The European Space Agency’s Hera mission lifted off aboard a SpaceX Falcon 9 rocket at 10:52 a.m. ET on Monday from NASA’s Kennedy Space Center in Florida. The launch marks the first Falcon 9 flight since another rocket of the same family experience an anomaly during NASA’s SpaceX Crew-9 mission on September 29. The Federal Aviation Administration is investigating the mishap, and authorized the Falcon 9 to return to flight for Hera only while the review is still underway.
The spacecraft and its two CubeSat companions are slated to arrive at the asteroid Dimorphos, and the larger asteroid it orbits named Didymos, in late 2026. Together, the three spacecraft will conduct a “crash scene investigation” to solve the remaining mysteries about the double-asteroid system, according to ESA scientists.
NASA planned the DART, or Double Asteroid Redirection Test, mission to carry out a full-scale assessment of asteroid deflection technology on behalf of planetary defense. The agency wanted to see whether a kinetic impact — such as crashing a spacecraft into an asteroid at 13,645 miles per hour (6.1 kilometers per second) — would be enough to change the motion of a celestial object in space.
Neither Dimorphos nor Didymos poses a danger to Earth. Still, the double-asteroid system was a perfect target to test deflection technology because Dimorphos’ size is comparable to asteroids that could threaten Earth.
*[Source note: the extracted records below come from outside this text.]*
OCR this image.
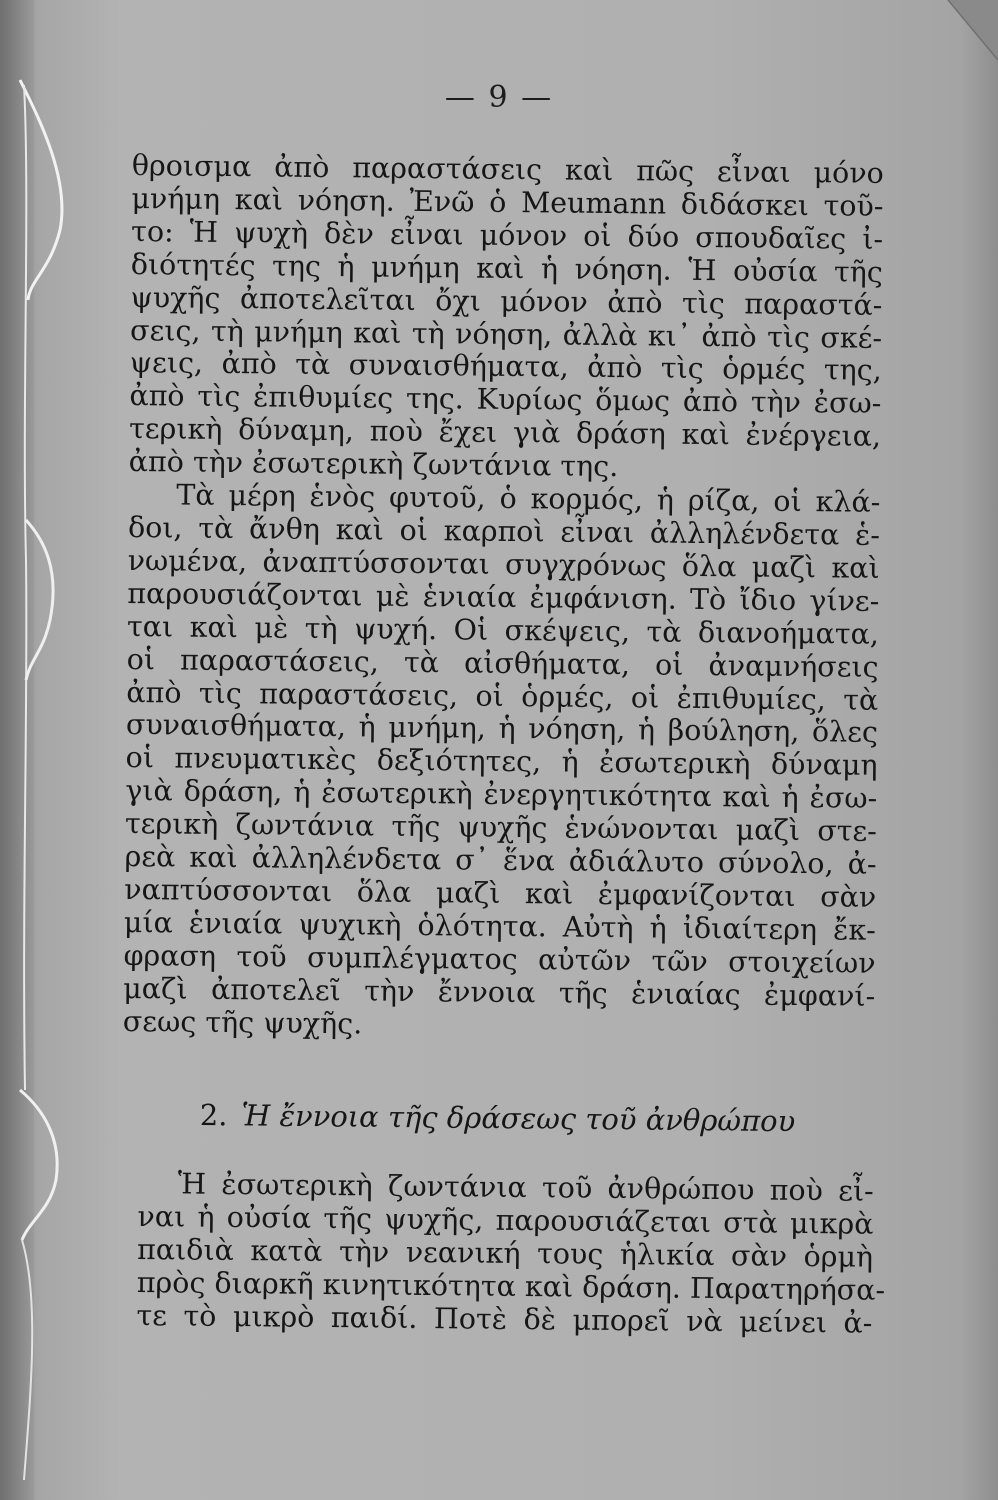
— 9 —
θροισμα ἀπὸ παραστάσεις καὶ πῶς εἶναι μόνο
μνήμη καὶ νόηση. Ἐνῶ ὁ Meumann διδάσκει τοῦ-
το: Ἡ ψυχὴ δὲν εἶναι μόνον οἱ δύο σπουδαῖες ἰ-
διότητές της ἡ μνήμη καὶ ἡ νόηση. Ἡ οὐσία τῆς
ψυχῆς ἀποτελεῖται ὄχι μόνον ἀπὸ τὶς παραστά-
σεις, τὴ μνήμη καὶ τὴ νόηση, ἀλλὰ κι᾿ ἀπὸ τὶς σκέ-
ψεις, ἀπὸ τὰ συναισθήματα, ἀπὸ τὶς ὁρμές της,
ἀπὸ τὶς ἐπιθυμίες της. Κυρίως ὅμως ἀπὸ τὴν ἐσω-
τερικὴ δύναμη, ποὺ ἔχει γιὰ δράση καὶ ἐνέργεια,
ἀπὸ τὴν ἐσωτερικὴ ζωντάνια της.
Τὰ μέρη ἑνὸς φυτοῦ, ὁ κορμός, ἡ ρίζα, οἱ κλά-
δοι, τὰ ἄνθη καὶ οἱ καρποὶ εἶναι ἀλληλένδετα ἑ-
νωμένα, ἀναπτύσσονται συγχρόνως ὅλα μαζὶ καὶ
παρουσιάζονται μὲ ἑνιαία ἐμφάνιση. Τὸ ἴδιο γίνε-
ται καὶ μὲ τὴ ψυχή. Οἱ σκέψεις, τὰ διανοήματα,
οἱ παραστάσεις, τὰ αἰσθήματα, οἱ ἀναμνήσεις
ἀπὸ τὶς παραστάσεις, οἱ ὁρμές, οἱ ἐπιθυμίες, τὰ
συναισθήματα, ἡ μνήμη, ἡ νόηση, ἡ βούληση, ὅλες
οἱ πνευματικὲς δεξιότητες, ἡ ἐσωτερικὴ δύναμη
γιὰ δράση, ἡ ἐσωτερικὴ ἐνεργητικότητα καὶ ἡ ἐσω-
τερικὴ ζωντάνια τῆς ψυχῆς ἑνώνονται μαζὶ στε-
ρεὰ καὶ ἀλληλένδετα σ᾿ ἕνα ἀδιάλυτο σύνολο, ἀ-
ναπτύσσονται ὅλα μαζὶ καὶ ἐμφανίζονται σὰν
μία ἑνιαία ψυχικὴ ὁλότητα. Αὐτὴ ἡ ἰδιαίτερη ἔκ-
φραση τοῦ συμπλέγματος αὐτῶν τῶν στοιχείων
μαζὶ ἀποτελεῖ τὴν ἔννοια τῆς ἑνιαίας ἐμφανί-
σεως τῆς ψυχῆς.
2. Ἡ ἔννοια τῆς δράσεως τοῦ ἀνθρώπου
Ἡ ἐσωτερικὴ ζωντάνια τοῦ ἀνθρώπου ποὺ εἶ-
ναι ἡ οὐσία τῆς ψυχῆς, παρουσιάζεται στὰ μικρὰ
παιδιὰ κατὰ τὴν νεανική τους ἡλικία σὰν ὁρμὴ
πρὸς διαρκῆ κινητικότητα καὶ δράση. Παρατηρήσα-
τε τὸ μικρὸ παιδί. Ποτὲ δὲ μπορεῖ νὰ μείνει ἀ-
Astronomers have used ground-based telescopes to monitor the impact’s aftermath since the collision in September 2022, and they determined that the DART spacecraft successfully changed the way Dimorphos moves, shifting the moonlet asteroid’s orbital period — or how long it takes to make a single revolution around Didymos — by about 32 to 33 minutes.
But many questions remain, including whether the DART spacecraft merely left behind a crater or if its momentum completely reshaped Dimorphos. And determining the exact composition of the double-asteroid system, as well as the consequences of the DART mission, could help space agencies further refine the technology that could deflect asteroids from affecting Earth in the future.
“Hera will close the loop by providing us in detail the final outcome of the DART impact,” said Patrick Michel, director of research at the National Centre for Scientific Research in France and principal investigator of the Hera mission.
Embarking on a two-year journey
When the Hera spacecraft, about the size of a small car, reaches the double-asteroid system in October 2026, it will be 121 million miles (nearly 195 million kilometers) from Earth. Didymos is a mountain-size asteroid with a diameter of 2,559 feet (780 meters), while Dimorphos is similar in size to the Great Pyramid of Giza, with a diameter of 495 feet (151 meters).
But first, Hera will swing by Mars in mid-March 2025, which will provide the spacecraft with the extra momentum needed to reach Didymos and Dimorphos two years after launching.
In addition to testing out its suite of 11 instruments, Hera will fly within 3,728 miles (6,000 kilometers) of the Martian surface. Hera will also observe one of Mars’ two moons, named Deimos, from a distance of 621 miles (1,000 kilometers).
Scientists think that both of Mars’ small, lumpy moons may be asteroids that were captured from the main asteroid belt, located between Mars and Jupiter. Hera’s flyby will capture data for Japan’s Martian Moons eXploration probe. That mission, launching in 2026, will survey both of the red planet’s moons and land a small rover on Phobos, collecting samples of that Martian moon that can be returned to Earth.
Then, Hera will arrive in orbit around the Didymos system in October 2026, spending six weeks observing both asteroids to ascertain more details about their shapes, masses, and thermal and dynamic flybys while identifying points of interest for future, closer flights.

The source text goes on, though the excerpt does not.